Agrawal S K, Nashmi R, Fehlings M G
Division of Cell and Molecular Biology, Toronto Western Research Institute, Ontario, Toronto, Canada.
Neuroscience. 2000;99(1):179-88. doi: 10.1016/s0306-4522(00)00165-2.
Recent work has suggested a potential role for voltage-gated Ca(2+) channels in the pathophysiology of anoxic central nervous system white matter injury. To examine the relevance of these findings to neurotrauma, we conducted electrophysiological studies with inorganic Ca(2+) channels blockers and L- and N-subtype-specific calcium channel antagonists in an in vitro model of spinal cord injury. Confocal immunohistochemistry was used to examine for localization of L- and N-type calcium channels in spinal cord white matter tracts. A 30-mm length of dorsal column was isolated from the spinal cord of adult rats, pinned in an in vitro recording chamber and injured with a modified clip (2g closing force) for 15s. The functional integrity of the dorsal column was monitored electrophysiologically by quantitatively measuring the compound action potential at two points with glass microelectrodes. The compound action potential decreased to 71.4+/-2.0% of control (P<0. 05) after spinal cord injury. Removal of extracellular Ca(2+) promoted significantly greater recovery of compound action potential amplitude (86.3+/-7.6% of control; P< 0.05) after injury. Partial blockade of voltage-gated Ca(2+) channels with cobalt (20 microM) or cadmium (200 microM) conferred improvement in compound action potential amplitude. Application of the L-type Ca(2+) channel blockers diltiazem (50 microM) or verapamil (90 microM), and the N-type antagonist omega-conotoxin GVIA (1 microM), significantly enhanced the recovery of compound action potential amplitude postinjury. Co-application of the L-type antagonist diltiazem with the N-type blocker omega-conotoxin GVIA showed significantly greater (P<0.05) improvement in compound action potential amplitude than application of either drug alone.
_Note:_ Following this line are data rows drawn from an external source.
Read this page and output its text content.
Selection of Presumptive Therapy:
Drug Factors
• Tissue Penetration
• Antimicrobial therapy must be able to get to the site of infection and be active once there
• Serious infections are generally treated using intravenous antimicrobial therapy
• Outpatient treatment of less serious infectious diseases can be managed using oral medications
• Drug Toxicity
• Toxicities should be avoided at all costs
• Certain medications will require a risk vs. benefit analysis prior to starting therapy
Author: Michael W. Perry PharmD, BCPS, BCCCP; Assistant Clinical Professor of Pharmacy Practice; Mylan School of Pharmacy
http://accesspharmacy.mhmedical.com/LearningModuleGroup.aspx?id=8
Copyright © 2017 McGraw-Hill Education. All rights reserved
Confocal immunohistochemistry with double labelling for glial fibrillary acidic protein, GalC and NF200 demonstrated L- and N-type Ca(2+) channels on astrocytes and oligodendrocytes, but not axons, in spinal cord white matter. In conclusion, the injurious effects of Ca(2+) in traumatic central nervous system white matter injury appear to be partially mediated by voltage-gated Ca(2+) channels. The presence of L- and N-type Ca(2+) channels on periaxonal astrocytes and oligodendrocytes suggests a role for these cells in post-traumatic axonal conduction failure.
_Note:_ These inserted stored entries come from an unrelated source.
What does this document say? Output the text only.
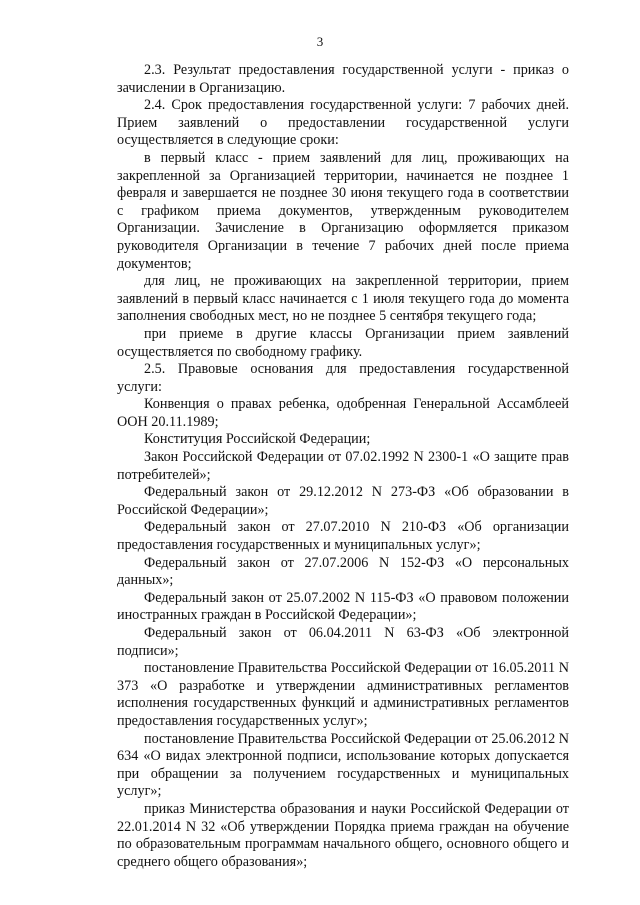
3

2.3. Результат предоставления государственной услуги - приказ о зачислении в Организацию.

2.4. Срок предоставления государственной услуги: 7 рабочих дней. Прием заявлений о предоставлении государственной услуги осуществляется в следующие сроки:

в первый класс - прием заявлений для лиц, проживающих на закрепленной за Организацией территории, начинается не позднее 1 февраля и завершается не позднее 30 июня текущего года в соответствии с графиком приема документов, утвержденным руководителем Организации. Зачисление в Организацию оформляется приказом руководителя Организации в течение 7 рабочих дней после приема документов;

для лиц, не проживающих на закрепленной территории, прием заявлений в первый класс начинается с 1 июля текущего года до момента заполнения свободных мест, но не позднее 5 сентября текущего года;

при приеме в другие классы Организации прием заявлений осуществляется по свободному графику.

2.5. Правовые основания для предоставления государственной услуги:

Конвенция о правах ребенка, одобренная Генеральной Ассамблеей ООН 20.11.1989;

Конституция Российской Федерации;

Закон Российской Федерации от 07.02.1992 N 2300-1 «О защите прав потребителей»;

Федеральный закон от 29.12.2012 N 273-ФЗ «Об образовании в Российской Федерации»;

Федеральный закон от 27.07.2010 N 210-ФЗ «Об организации предоставления государственных и муниципальных услуг»;

Федеральный закон от 27.07.2006 N 152-ФЗ «О персональных данных»;

Федеральный закон от 25.07.2002 N 115-ФЗ «О правовом положении иностранных граждан в Российской Федерации»;

Федеральный закон от 06.04.2011 N 63-ФЗ «Об электронной подписи»;

постановление Правительства Российской Федерации от 16.05.2011 N 373 «О разработке и утверждении административных регламентов исполнения государственных функций и административных регламентов предоставления государственных услуг»;

постановление Правительства Российской Федерации от 25.06.2012 N 634 «О видах электронной подписи, использование которых допускается при обращении за получением государственных и муниципальных услуг»;

приказ Министерства образования и науки Российской Федерации от 22.01.2014 N 32 «Об утверждении Порядка приема граждан на обучение по образовательным программам начального общего, основного общего и среднего общего образования»;
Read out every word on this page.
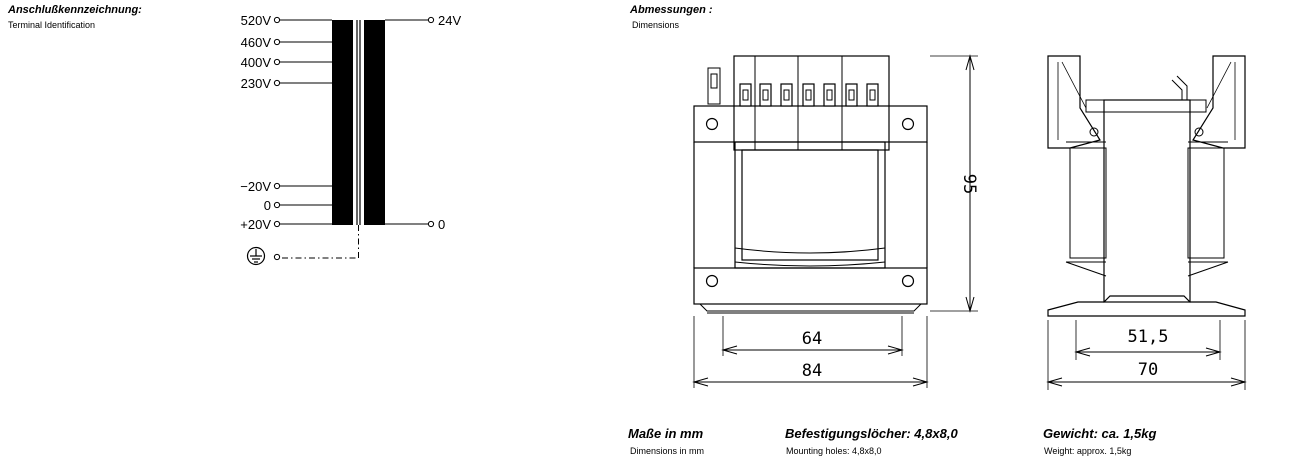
Anschlußkennzeichnung:
Terminal Identification
Abmessungen :
Dimensions
Maße in mm
Dimensions in mm
Befestigungslöcher: 4,8x8,0
Mounting holes: 4,8x8,0
Gewicht: ca. 1,5kg
Weight: approx. 1,5kg
520V
460V
400V
230V
−20V
0
+20V
24V
0
95
64
84
51,5
70
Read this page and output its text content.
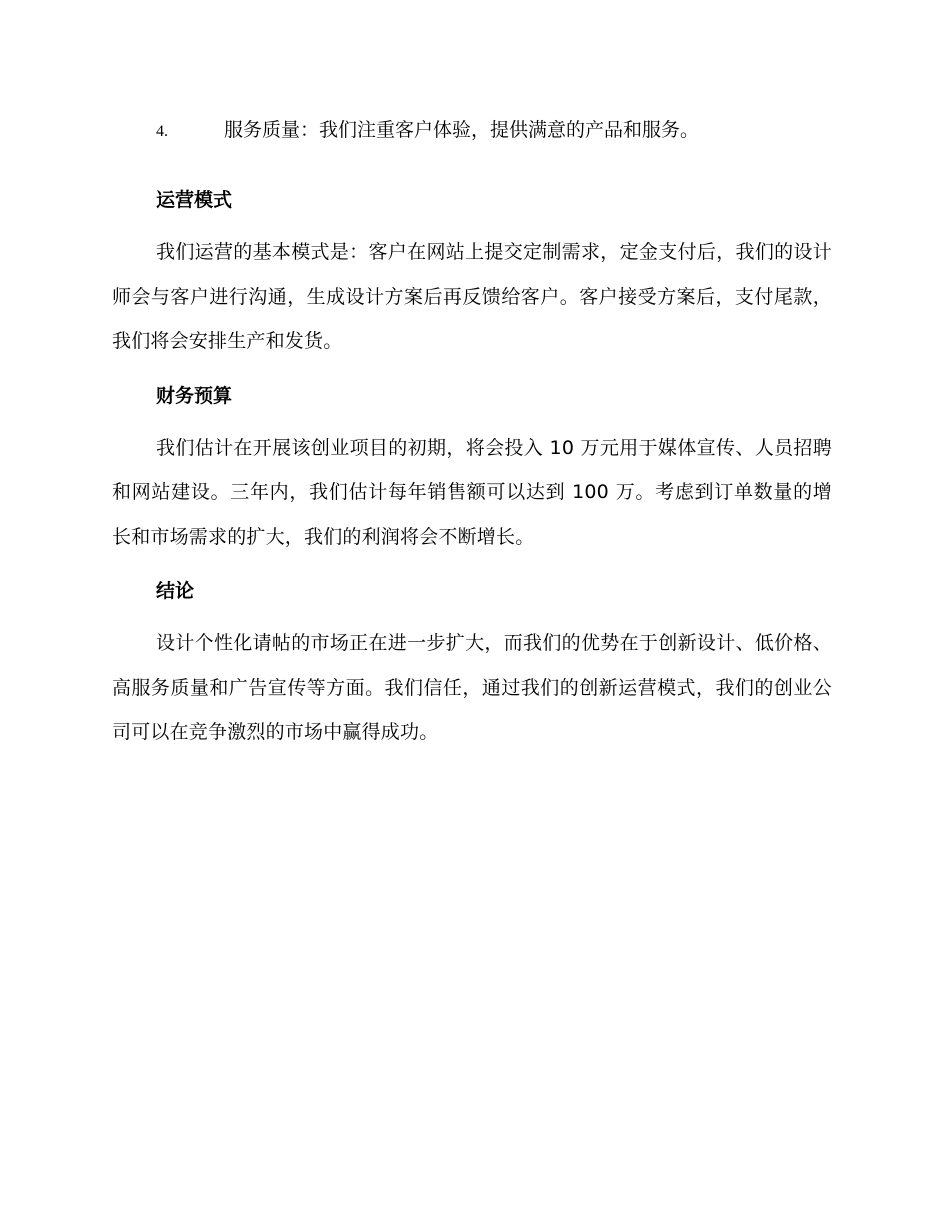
4.	服务质量：我们注重客户体验，提供满意的产品和服务。
运营模式

我们运营的基本模式是：客户在网站上提交定制需求，定金支付后，我们的设计师会与客户进行沟通，生成设计方案后再反馈给客户。客户接受方案后，支付尾款，我们将会安排生产和发货。

财务预算

我们估计在开展该创业项目的初期，将会投入 10 万元用于媒体宣传、人员招聘和网站建设。三年内，我们估计每年销售额可以达到 100 万。考虑到订单数量的增长和市场需求的扩大，我们的利润将会不断增长。

结论

设计个性化请帖的市场正在进一步扩大，而我们的优势在于创新设计、低价格、高服务质量和广告宣传等方面。我们信任，通过我们的创新运营模式，我们的创业公司可以在竞争激烈的市场中赢得成功。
近期研究表明,电压门控性Ca(2+)通道在缺氧性中枢神经系统白质损伤的病理生理过程中可能发挥作用。为探究这些发现与神经创伤的相关性,我们在脊髓损伤体外模型中,使用无机Ca(2+)通道阻滞剂以及L型和N型特异性钙通道拮抗剂进行了电生理研究。采用共聚焦免疫组织化学方法检测L型和N型钙通道在脊髓白质束中的定位。从成年大鼠脊髓中分离出一段30毫米长的背柱,固定于体外记录室,用改良夹(2克闭合力)损伤15秒。通过用玻璃微电极在两点定量测量复合动作电位,电生理监测背柱的功能完整性。脊髓损伤后,复合动作电位降至对照值的71.4+/-2.0%(P<0.05)。去除细胞外Ca(2+)可显著促进损伤后复合动作电位幅度的更大恢复(达对照值的86.3+/-7.6%;P<0.05)。用钴(20微摩尔)或镉(200微摩尔)部分阻断电压门控性Ca(2+)通道可使复合动作电位幅度得到改善。应用L型钙通道阻滞剂地尔硫䓬(50微摩尔)或维拉帕米(90微摩尔)以及N型拮抗剂ω-芋螺毒素GVIA(1微摩尔),可显著增强损伤后复合动作电位幅度的恢复。联合应用L型拮抗剂地尔硫䓬与N型阻滞剂ω-芋螺毒素GVIA,复合动作电位幅度的改善程度显著大于单独应用任一药物(P<0.05)。对胶质纤维酸性蛋白、半乳糖脑苷脂和神经丝蛋白200进行双重标记的共聚焦免疫组织化学显示,脊髓白质中星形胶质细胞和少突胶质细胞上存在L型和N型Ca(2+)通道,但轴突上没有。总之,Ca(2+)在创伤性中枢神经系统白质损伤中的有害作用似乎部分由电压门控性Ca(2+)通道介导。轴周星形胶质细胞和少突胶质细胞上L型和N型Ca(2+)通道的存在表明这些细胞在创伤后轴突传导障碍中发挥作用。